マシュマロの如く柔らかな感触に、俺の頭で発熱ゲージがみるみる内にアップしていく。
「本当に嬉しいです京太郎様・・・私、京太郎様の妻として精一杯頑張ります!」
「あうあうあうあう・・・」
嬉しさ一杯なのは結構ですが、離れてください小蒔さん。このままじゃ俺・・・あっ、でもこのまま柔らかなおっぱいを楽しむのも悪くないかも・・・。
あれ、ところで今日のご飯はなんだったっけ?じゃなくてなんでワシはこんな事になっとるんじゃ・・・ってこれは染谷先輩か?

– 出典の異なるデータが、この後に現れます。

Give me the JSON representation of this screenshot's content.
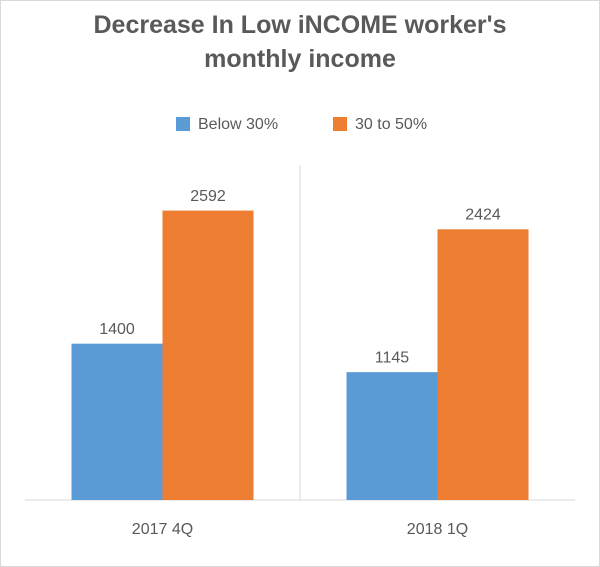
{
  "chart_data": {
    "type": "bar",
    "title": "Decrease In Low iNCOME worker's monthly income",
    "categories": [
      "2017 4Q",
      "2018 1Q"
    ],
    "series": [
      {
        "name": "Below 30%",
        "color": "#5b9bd5",
        "values": [
          1400,
          1145
        ]
      },
      {
        "name": "30 to 50%",
        "color": "#ed7d31",
        "values": [
          2592,
          2424
        ]
      }
    ],
    "ylim": [
      0,
      3000
    ],
    "legend": "top",
    "data_labels": true
  }
}
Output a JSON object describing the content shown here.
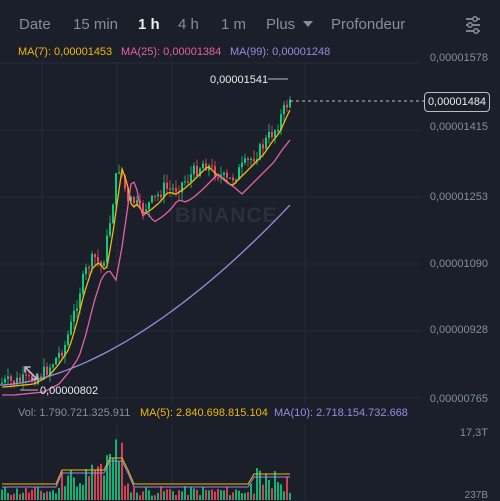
{
  "tabs": [
    {
      "label": "Date",
      "active": false
    },
    {
      "label": "15 min",
      "active": false
    },
    {
      "label": "1 h",
      "active": true
    },
    {
      "label": "4 h",
      "active": false
    },
    {
      "label": "1 m",
      "active": false
    },
    {
      "label": "Plus",
      "active": false
    },
    {
      "label": "Profondeur",
      "active": false
    }
  ],
  "indicators": {
    "ma7": "MA(7): 0,00001453",
    "ma25": "MA(25): 0,00001384",
    "ma99": "MA(99): 0,00001248"
  },
  "price_axis": [
    "0,00001578",
    "0,00001415",
    "0,00001253",
    "0,00001090",
    "0,00000928",
    "0,00000765"
  ],
  "current_price": "0,00001484",
  "high_marker": "0,00001541",
  "low_marker": "0,00000802",
  "watermark": "BINANCE",
  "volume": {
    "vol": "Vol: 1.790.721.325.911",
    "ma5": "MA(5): 2.840.698.815.104",
    "ma10": "MA(10): 2.718.154.732.668",
    "scale_top": "17,3T",
    "scale_bottom": "237B"
  },
  "colors": {
    "up": "#0ecb81",
    "down": "#f6465d",
    "ma7": "#f0b90b",
    "ma25": "#e75fa8",
    "ma99": "#9b8ae0",
    "background": "#1b1f29"
  },
  "icons": [
    "chart-settings-icon",
    "expand-icon"
  ]
}
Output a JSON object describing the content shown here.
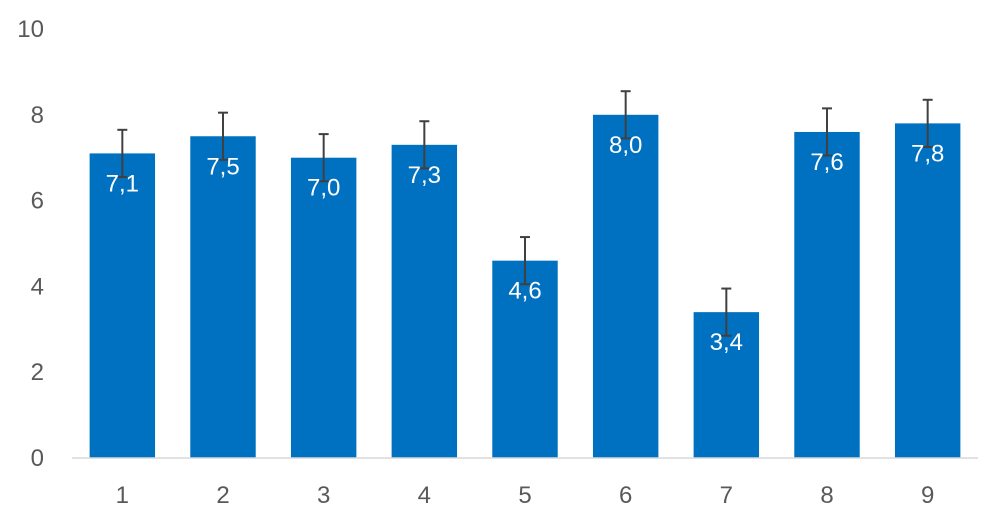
{
  "chart_data": {
    "type": "bar",
    "categories": [
      "1",
      "2",
      "3",
      "4",
      "5",
      "6",
      "7",
      "8",
      "9"
    ],
    "values": [
      7.1,
      7.5,
      7.0,
      7.3,
      4.6,
      8.0,
      3.4,
      7.6,
      7.8
    ],
    "value_labels": [
      "7,1",
      "7,5",
      "7,0",
      "7,3",
      "4,6",
      "8,0",
      "3,4",
      "7,6",
      "7,8"
    ],
    "error_plus": [
      0.55,
      0.55,
      0.55,
      0.55,
      0.55,
      0.55,
      0.55,
      0.55,
      0.55
    ],
    "error_minus": [
      0.55,
      0.55,
      0.55,
      0.55,
      0.55,
      0.55,
      0.55,
      0.55,
      0.55
    ],
    "yticks": [
      "0",
      "2",
      "4",
      "6",
      "8",
      "10"
    ],
    "ylim": [
      0,
      10
    ],
    "grid": false,
    "legend": "none",
    "title": "",
    "xlabel": "",
    "ylabel": "",
    "colors": {
      "bar": "#0070C0",
      "error_bar": "#404040",
      "axis": "#D9D9D9",
      "tick_text": "#595959",
      "data_label": "#FFFFFF"
    }
  }
}
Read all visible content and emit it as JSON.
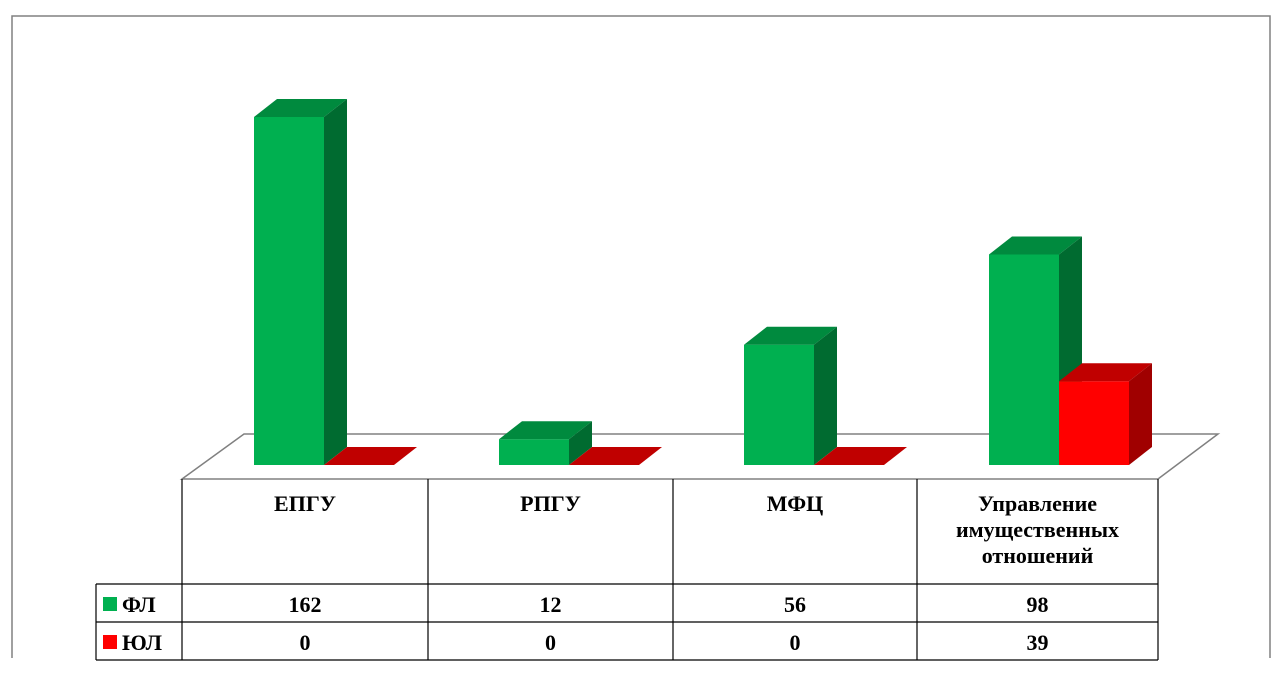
{
  "chart_data": {
    "type": "bar",
    "title": "",
    "categories": [
      [
        "ЕПГУ"
      ],
      [
        "РПГУ"
      ],
      [
        "МФЦ"
      ],
      [
        "Управление",
        "имущественных",
        "отношений"
      ]
    ],
    "series": [
      {
        "name": "ФЛ",
        "values": [
          162,
          12,
          56,
          98
        ],
        "color": "#00b050"
      },
      {
        "name": "ЮЛ",
        "values": [
          0,
          0,
          0,
          39
        ],
        "color": "#ff0000"
      }
    ],
    "ylim": [
      0,
      162
    ],
    "grid": false,
    "legend": "data-table-left",
    "data_table": true
  },
  "colors": {
    "green_front": "#00b050",
    "green_top": "#008a3e",
    "green_side": "#006b30",
    "red_front": "#ff0000",
    "red_top": "#c00000",
    "red_side": "#a00000",
    "border": "#808080",
    "table_line": "#000000"
  }
}
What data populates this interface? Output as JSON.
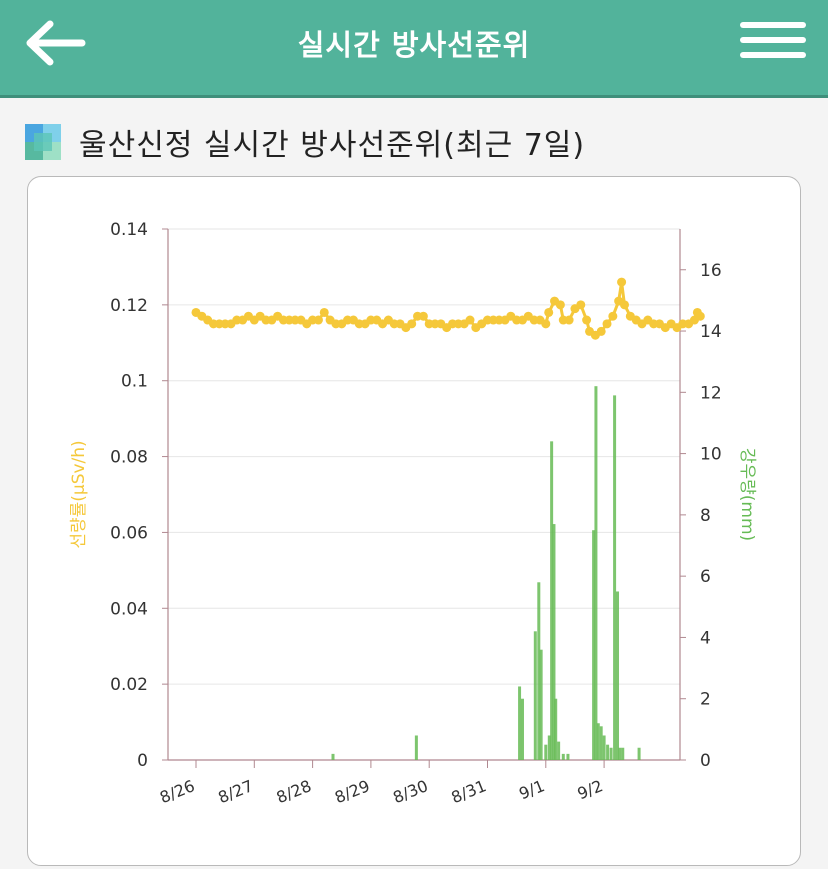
{
  "header": {
    "title": "실시간 방사선준위"
  },
  "section": {
    "title": "울산신정 실시간 방사선준위(최근 7일)"
  },
  "colors": {
    "header": "#52b39b",
    "dose": "#f5c83a",
    "rain": "#66bb55"
  },
  "icons": {
    "back": "arrow-left-icon",
    "menu": "hamburger-menu-icon",
    "section": "colored-squares-icon"
  },
  "chart_data": {
    "type": "line+bar",
    "left_axis": {
      "label": "선량률(μSv/h)",
      "ticks": [
        "0.14",
        "0.12",
        "0.1",
        "0.08",
        "0.06",
        "0.04",
        "0.02",
        "0"
      ],
      "range": [
        0,
        0.14
      ]
    },
    "right_axis": {
      "label": "강우량(mm)",
      "ticks": [
        "16",
        "14",
        "12",
        "10",
        "8",
        "6",
        "4",
        "2",
        "0"
      ],
      "range": [
        0,
        17.33
      ]
    },
    "x_labels": [
      "8/26",
      "8/27",
      "8/28",
      "8/29",
      "8/30",
      "8/31",
      "9/1",
      "9/2"
    ],
    "x_range_days": [
      0,
      7.9
    ],
    "dose_series": {
      "name": "선량률(μSv/h)",
      "points": [
        [
          0.0,
          0.118
        ],
        [
          0.1,
          0.117
        ],
        [
          0.2,
          0.116
        ],
        [
          0.3,
          0.115
        ],
        [
          0.4,
          0.115
        ],
        [
          0.5,
          0.115
        ],
        [
          0.6,
          0.115
        ],
        [
          0.7,
          0.116
        ],
        [
          0.8,
          0.116
        ],
        [
          0.9,
          0.117
        ],
        [
          1.0,
          0.116
        ],
        [
          1.1,
          0.117
        ],
        [
          1.2,
          0.116
        ],
        [
          1.3,
          0.116
        ],
        [
          1.4,
          0.117
        ],
        [
          1.5,
          0.116
        ],
        [
          1.6,
          0.116
        ],
        [
          1.7,
          0.116
        ],
        [
          1.8,
          0.116
        ],
        [
          1.9,
          0.115
        ],
        [
          2.0,
          0.116
        ],
        [
          2.1,
          0.116
        ],
        [
          2.2,
          0.118
        ],
        [
          2.3,
          0.116
        ],
        [
          2.4,
          0.115
        ],
        [
          2.5,
          0.115
        ],
        [
          2.6,
          0.116
        ],
        [
          2.7,
          0.116
        ],
        [
          2.8,
          0.115
        ],
        [
          2.9,
          0.115
        ],
        [
          3.0,
          0.116
        ],
        [
          3.1,
          0.116
        ],
        [
          3.2,
          0.115
        ],
        [
          3.3,
          0.116
        ],
        [
          3.4,
          0.115
        ],
        [
          3.5,
          0.115
        ],
        [
          3.6,
          0.114
        ],
        [
          3.7,
          0.115
        ],
        [
          3.8,
          0.117
        ],
        [
          3.9,
          0.117
        ],
        [
          4.0,
          0.115
        ],
        [
          4.1,
          0.115
        ],
        [
          4.2,
          0.115
        ],
        [
          4.3,
          0.114
        ],
        [
          4.4,
          0.115
        ],
        [
          4.5,
          0.115
        ],
        [
          4.6,
          0.115
        ],
        [
          4.7,
          0.116
        ],
        [
          4.8,
          0.114
        ],
        [
          4.9,
          0.115
        ],
        [
          5.0,
          0.116
        ],
        [
          5.1,
          0.116
        ],
        [
          5.2,
          0.116
        ],
        [
          5.3,
          0.116
        ],
        [
          5.4,
          0.117
        ],
        [
          5.5,
          0.116
        ],
        [
          5.6,
          0.116
        ],
        [
          5.7,
          0.117
        ],
        [
          5.8,
          0.116
        ],
        [
          5.9,
          0.116
        ],
        [
          6.0,
          0.115
        ],
        [
          6.05,
          0.118
        ],
        [
          6.15,
          0.121
        ],
        [
          6.25,
          0.12
        ],
        [
          6.3,
          0.116
        ],
        [
          6.4,
          0.116
        ],
        [
          6.5,
          0.119
        ],
        [
          6.6,
          0.12
        ],
        [
          6.7,
          0.116
        ],
        [
          6.75,
          0.113
        ],
        [
          6.85,
          0.112
        ],
        [
          6.95,
          0.113
        ],
        [
          7.05,
          0.115
        ],
        [
          7.15,
          0.117
        ],
        [
          7.25,
          0.121
        ],
        [
          7.3,
          0.126
        ],
        [
          7.35,
          0.12
        ],
        [
          7.45,
          0.117
        ],
        [
          7.55,
          0.116
        ],
        [
          7.65,
          0.115
        ],
        [
          7.75,
          0.116
        ],
        [
          7.85,
          0.115
        ],
        [
          7.95,
          0.115
        ],
        [
          8.05,
          0.114
        ],
        [
          8.15,
          0.115
        ],
        [
          8.25,
          0.114
        ],
        [
          8.35,
          0.115
        ],
        [
          8.45,
          0.115
        ],
        [
          8.55,
          0.116
        ],
        [
          8.6,
          0.118
        ],
        [
          8.65,
          0.117
        ]
      ]
    },
    "rain_series": {
      "name": "강우량(mm)",
      "bars": [
        [
          2.35,
          0.2
        ],
        [
          3.78,
          0.8
        ],
        [
          5.55,
          2.4
        ],
        [
          5.6,
          2.0
        ],
        [
          5.82,
          4.2
        ],
        [
          5.88,
          5.8
        ],
        [
          5.92,
          3.6
        ],
        [
          6.0,
          0.5
        ],
        [
          6.06,
          0.8
        ],
        [
          6.1,
          10.4
        ],
        [
          6.14,
          7.7
        ],
        [
          6.17,
          2.0
        ],
        [
          6.22,
          0.6
        ],
        [
          6.3,
          0.2
        ],
        [
          6.38,
          0.2
        ],
        [
          6.82,
          7.5
        ],
        [
          6.86,
          12.2
        ],
        [
          6.9,
          1.2
        ],
        [
          6.95,
          1.1
        ],
        [
          7.0,
          0.8
        ],
        [
          7.06,
          0.5
        ],
        [
          7.12,
          0.4
        ],
        [
          7.18,
          11.9
        ],
        [
          7.23,
          5.5
        ],
        [
          7.27,
          0.4
        ],
        [
          7.32,
          0.4
        ],
        [
          7.6,
          0.4
        ]
      ]
    }
  }
}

駄目だ、頭の中がクルクルになってきてよく分からん・・・意識が遠退いていく・・・。
「いかがなされましたか京太郎様?なんだか力が抜けておられますが・・・」
「ああ・・・・俺のマシュマロはここにある・・・!」
俺は意味不明な言葉を呟きながら彼女の胸の中で気を失っていった・・・きゅう。

『須賀くーん、買い出しお願いねー』
『はいはーい!』
『犬!早くご主人様へのタコスを買って来るんだじぇ!』
『はいはーい・・・』
『須賀くーん、買い出しが終わったら掃除もしておいてね~』
『はい・・・・はい』
『私達は全国大会がありますので、須賀君は皆さんへの雑用を頑張ってくださいね』
『・・・・・はい』
『それじゃあ、行ってらっしゃい京ちゃん』
『・・・・・・・・・はぁ』
『・・・・さま・・・・たろう様・・・』
『ん・・・?誰だ俺の名前を呼ぶのは・・・』


「京太郎様!大丈夫ですか!」
「はいいっ!?」
大きな声で呼ばれた俺は何か何だか訳も分からないまま、返事をする。
「ああ・・・・やっと起きてくださいましたか・・・大丈夫ですか京太郎様?」
「小蒔さん・・・・?」
小蒔さんが心配そうな顔で俺の顔を覗きこんでいる。って、何だか頭の方がやけに柔らかいな。
それに、小蒔さんの顔に加えて大きな大きな胸が視界に・・・・ちょっと待ってくれ。
もしかして今、俺は小蒔さんに男のロマンの一つ、膝枕をされているのですか?
思い出したぞ、さっき俺は小蒔さんに抱き着かれて実に柔らかな胸の感触によって気絶をしてしまったんだ。
「って、事は・・・もしかして小蒔さんは俺が起きるまで膝枕をして・・・?」
「はい、京太郎様が突然気を失ってしまったのには驚いてしまいました・・・・」
「そうですか・・・すいません、わざわざ膝枕をしてくれて」
俺は小蒔さんに礼を言って身体を起こそうとする。正直に言うとかなり興奮しています。
だって柔らかおっぱいの感触だけでもかなり刺激的なのに、膝枕まで・・・健全な男子にこれ以上の刺激はマズイですのでね。
そんな俺の行動を止めるかのように、小蒔さんは首を横に振って俺のおでこに優しく手を添えた。
「小蒔さん?俺はもう大丈夫です・・・ですから」
「いいえ、京太郎様。もう少しだけお休みになってくださいませ。まだ疲れが取れていないと思いますので」
「そんな事ないですよ!小蒔さんの膝枕のおかげで須賀京太郎は元気百倍です!」
俺は笑いながら右手でグッドサインを作ってアピールするが、小蒔さんは真剣な表情のまま再び首を横に振った。
「京太郎様はうなされていました・・・まるで何かに苦しめられていたかのように。
ですから私は京太郎様を起こしたのです・・・教えてください京太郎様。あなた様は一体何の夢を見ていたのですか?」
小蒔さんは悲しそうな表情で俺に問い掛けた。・・・・やっぱり小蒔さんは優しいなぁ。俺の事を本気で心配してくれている。